- Interactive map of Guan Kee Fried Kway Teow

Restaurant information
- Food type: Street food
- Location: 20 Ghim Moh Road, #01-19, Ghim Moh Road Market & Food Centre, Ghim Moh, 270020, Singapore
- Coordinates: 1°18′39″N 103°47′16″E﻿ / ﻿1.3108852°N 103.7878043°E

= Guan Kee Fried Kway Teow =

Street food stall in Singapore

Guan Kee Fried Kway Teow is a street food stall in the Ghim Moh Road Market & Food Centre in Ghim Moh, Singapore. The food stall was awarded the Michelin Bib Gourmand in 2019.

==History==
The stall was founded in May 1969. The original stall was located on the same area which the Thye Hong Centre currently occupies.
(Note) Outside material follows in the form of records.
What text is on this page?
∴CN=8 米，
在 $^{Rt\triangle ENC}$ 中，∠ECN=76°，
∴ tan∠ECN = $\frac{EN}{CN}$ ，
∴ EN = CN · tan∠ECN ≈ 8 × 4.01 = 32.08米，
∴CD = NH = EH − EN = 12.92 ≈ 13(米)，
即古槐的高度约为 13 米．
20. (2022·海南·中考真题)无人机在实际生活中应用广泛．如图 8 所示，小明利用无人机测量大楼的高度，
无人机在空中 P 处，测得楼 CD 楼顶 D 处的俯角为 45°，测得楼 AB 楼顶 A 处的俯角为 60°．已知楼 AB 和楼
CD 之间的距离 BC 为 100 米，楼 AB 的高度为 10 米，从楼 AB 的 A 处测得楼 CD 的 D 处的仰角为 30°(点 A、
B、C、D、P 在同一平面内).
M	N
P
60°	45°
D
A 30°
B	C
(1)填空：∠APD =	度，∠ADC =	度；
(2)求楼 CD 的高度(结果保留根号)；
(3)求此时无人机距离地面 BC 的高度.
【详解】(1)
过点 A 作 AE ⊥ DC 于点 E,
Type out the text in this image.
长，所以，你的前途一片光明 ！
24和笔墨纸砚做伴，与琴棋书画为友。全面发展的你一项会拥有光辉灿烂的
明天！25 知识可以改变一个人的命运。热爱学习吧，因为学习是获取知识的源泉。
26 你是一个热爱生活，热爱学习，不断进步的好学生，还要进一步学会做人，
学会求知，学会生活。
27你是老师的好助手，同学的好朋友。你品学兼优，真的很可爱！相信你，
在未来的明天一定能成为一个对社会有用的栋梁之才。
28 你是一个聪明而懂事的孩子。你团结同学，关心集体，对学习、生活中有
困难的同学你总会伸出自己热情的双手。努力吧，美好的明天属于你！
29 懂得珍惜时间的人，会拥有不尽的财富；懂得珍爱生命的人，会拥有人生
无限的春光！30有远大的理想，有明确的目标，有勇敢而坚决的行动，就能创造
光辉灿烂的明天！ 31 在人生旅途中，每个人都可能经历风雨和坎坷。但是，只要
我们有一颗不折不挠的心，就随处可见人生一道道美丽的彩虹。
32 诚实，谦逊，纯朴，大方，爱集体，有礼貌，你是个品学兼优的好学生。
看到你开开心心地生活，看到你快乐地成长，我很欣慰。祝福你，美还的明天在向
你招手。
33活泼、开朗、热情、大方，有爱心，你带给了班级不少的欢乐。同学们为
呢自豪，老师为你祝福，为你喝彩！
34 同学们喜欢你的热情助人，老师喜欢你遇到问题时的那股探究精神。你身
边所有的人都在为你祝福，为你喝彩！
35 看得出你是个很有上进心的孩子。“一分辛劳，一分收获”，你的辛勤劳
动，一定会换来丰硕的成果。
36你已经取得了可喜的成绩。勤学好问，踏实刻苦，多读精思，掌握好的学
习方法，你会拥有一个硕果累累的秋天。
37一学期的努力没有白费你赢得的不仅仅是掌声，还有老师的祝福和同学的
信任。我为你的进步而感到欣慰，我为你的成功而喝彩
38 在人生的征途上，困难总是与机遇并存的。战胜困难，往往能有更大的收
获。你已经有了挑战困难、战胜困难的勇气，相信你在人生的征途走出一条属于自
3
However, the stall was forced to move to Ghim Moh Road Market & Food Centre in 1978 due to newly introduced government regulations to improve the environment in Singapore. The stall is run by an elderly couple.

==Reception==
The stall was awarded the Michelin Bib Gourmand Award in 2019. It has maintained its position in the Michelin Bib Gourmand. Lhu Wen Kai of TheSmartLocal gave the stall an honourable mention in his list of the fifteen best Char Kway Teow stalls in Singapore, as ongoing renovations prevented him from visiting the stall. Jocelyn Tan of Lifestyle Asia included the stall in her guide to the eight best stalls in the food centre.